Espania Online

August 1, 2008

Political Changes

Filed under: Uncategorized

Do political changes in the new regimes signify the abandonment or even the modification of the economic model of capital accumulation and participation in the international division of labor to which these political regimes gave birth or nurturance? Many people entertain hopes of political democratization. Some even have hopes (or illusions) that a new era of economic democratization is in the owing. It is said that the wage rate has been reduced so much that the time must be arriving to raise it again, both for the sake of the wage earners and in the interest of producers of agricultural and industrial commodities for the internal market. These people therefore expect political democratization to be accompanied by economic democratization through the abandonment or radical modification of the economic model of recent years.

 

In India Prime Minister Desai and his socialist Minister of Industries, George Fernandes (who had been imprisoned by the previous government for his labor union and strike leadership), certainly did not deliver anything of the kind during the Janata government. The 1977 budget, announced soon after the election, "broke no new ground" and was "in the same mould" as that of the previous government.

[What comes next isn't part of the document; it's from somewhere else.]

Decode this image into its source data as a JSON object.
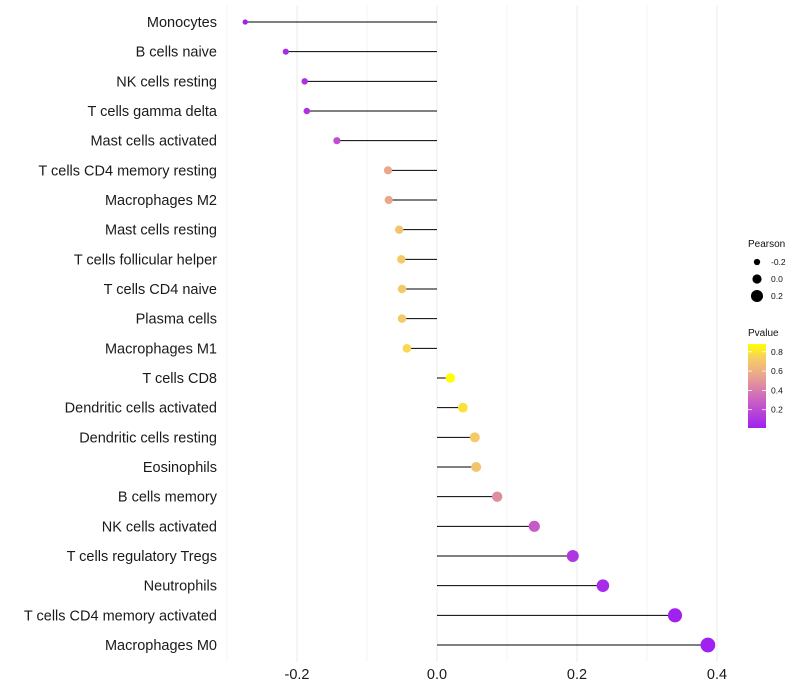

The budget and the "new" industrial policy announced in early 1978 presented only "confused goals, ineffective tools, to little purpose," and there was little to distinguish them from their predecessors. In agriculture, where the Janata party had particular strength, peasants were even more exploited and politically repressed by local landlords with police support than they had been before. The return of Indira Gandhi as Prime Minister is hardly more promising. The elected Communist Party of India of CPI (M) government of Jyoti Basu in West Bengal (55 million population) became engaged in "putting up a moderate front" and "tight-rope walking". And "the business community was assured that the government would not allow a rash of labour troubles to break out". National and foreign industry found it easy to work with the state Chief Minister Basu and his renowned Communist Finance Minister, Ashok Mitra (as they did with the socialist union leader Fernandez). As Ashok Rudra pointed out, the government had "two courses of action open to it. It could choose the course of encouraging class struggle . . . [with the] clear understanding that such course of action cannot possibly be pursued for any length of time, however." Or it could have chosen to follow the second course, which was "to stick on to the state government power for as long as possible just for the sake of it . . . That means using the administrative services for the purposes for which they are meant — namely protecting and promoting capitalist and landlord class interest." The CPI(M) government in West Bengal has certainly followed the second course of action, and the bourgeois press there and elsewhere has been "full of praise for the newly discovered virtues of Leftist ministers" and "an enthusiastic defender and supporter of the Left Front government."